3 - Dar espaço ao idoso para viver o seu luto
Como vimos, a morte percecionada por um idoso institucionalizado ganha contornos especiais. Assim sendo, é importante compreender as várias fases que incluem o luto, caso contrário este processo nunca chegará ao fim.
Se por um lado é importante criar momentos de distração, por outro é necessário saber dar o espaço ao idoso para viver o seu luto. Saber ouvi-lo caso pretenda falar sobre o assunto, ou simplesmente saber respeitar os seus momentos de instrospeção.
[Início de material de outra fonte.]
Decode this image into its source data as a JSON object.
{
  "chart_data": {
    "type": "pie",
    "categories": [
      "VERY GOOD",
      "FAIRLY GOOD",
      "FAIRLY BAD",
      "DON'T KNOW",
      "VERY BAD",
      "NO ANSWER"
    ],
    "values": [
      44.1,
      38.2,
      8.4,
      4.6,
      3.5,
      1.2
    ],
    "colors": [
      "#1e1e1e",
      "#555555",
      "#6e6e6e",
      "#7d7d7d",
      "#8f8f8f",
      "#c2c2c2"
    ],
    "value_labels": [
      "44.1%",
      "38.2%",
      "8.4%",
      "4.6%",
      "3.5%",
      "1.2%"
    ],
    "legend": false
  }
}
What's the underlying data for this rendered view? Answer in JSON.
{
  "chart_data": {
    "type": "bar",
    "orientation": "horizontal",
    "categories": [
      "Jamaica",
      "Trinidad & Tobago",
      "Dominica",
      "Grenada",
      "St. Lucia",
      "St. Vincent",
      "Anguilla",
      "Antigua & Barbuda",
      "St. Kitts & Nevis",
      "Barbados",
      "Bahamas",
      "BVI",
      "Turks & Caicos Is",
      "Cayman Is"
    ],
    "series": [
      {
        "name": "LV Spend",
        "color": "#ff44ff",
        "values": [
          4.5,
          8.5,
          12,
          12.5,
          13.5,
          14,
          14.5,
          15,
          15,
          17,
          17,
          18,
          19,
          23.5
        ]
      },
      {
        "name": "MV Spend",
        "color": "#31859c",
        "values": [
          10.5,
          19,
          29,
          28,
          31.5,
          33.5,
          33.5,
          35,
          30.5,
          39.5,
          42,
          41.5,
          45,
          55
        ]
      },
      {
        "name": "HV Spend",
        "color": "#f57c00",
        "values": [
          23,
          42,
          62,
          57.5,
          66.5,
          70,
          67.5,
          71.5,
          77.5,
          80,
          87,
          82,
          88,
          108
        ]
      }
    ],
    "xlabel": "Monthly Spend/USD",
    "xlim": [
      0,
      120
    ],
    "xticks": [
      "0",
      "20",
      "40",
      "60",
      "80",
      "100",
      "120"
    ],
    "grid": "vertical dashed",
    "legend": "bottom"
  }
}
Para um idoso não institucionalizado, superar a morte de alguém provoca uma reconstrução enquanto pessoa. Porém, um idoso em lar lida com a morte mais vezes e acaba por ter uma maneira diferente de lidar com a situação.
Num lar, o luto do idoso deve ser mais acompanhado
Para compreendermos melhor as diferenças individuais no momento de perda de alguém é necessário compreender como estes processos são influenciados pelo passado da pessoa, associado à família, aos amigos e ao seu cônjuge.
O processo de institucionalização não é fácil para nenhum idoso. Entrar num espaço novo onde já habitam outros utentes emerge a necessidade de inclusão no meio, de ser aceite pelo outro e de ter algum papel relevante dentro do grupo. Envolve um controlo emocional elevado.
Como tal, existem idosos que desempenham um papel fundamental na integração do novo utente. Esses ‘apadrinham’ o recém-chegado e acabam por desenvolver relações de amizade. Quando se trata da morte de um destes elementos, a dor do idoso que está de luto é ainda mais afincada. Assim sendo, é necessário ter em conta esta nuance na gestão do luto, sob pena de o idoso desenvolver doenças mentais de cariz depressivo.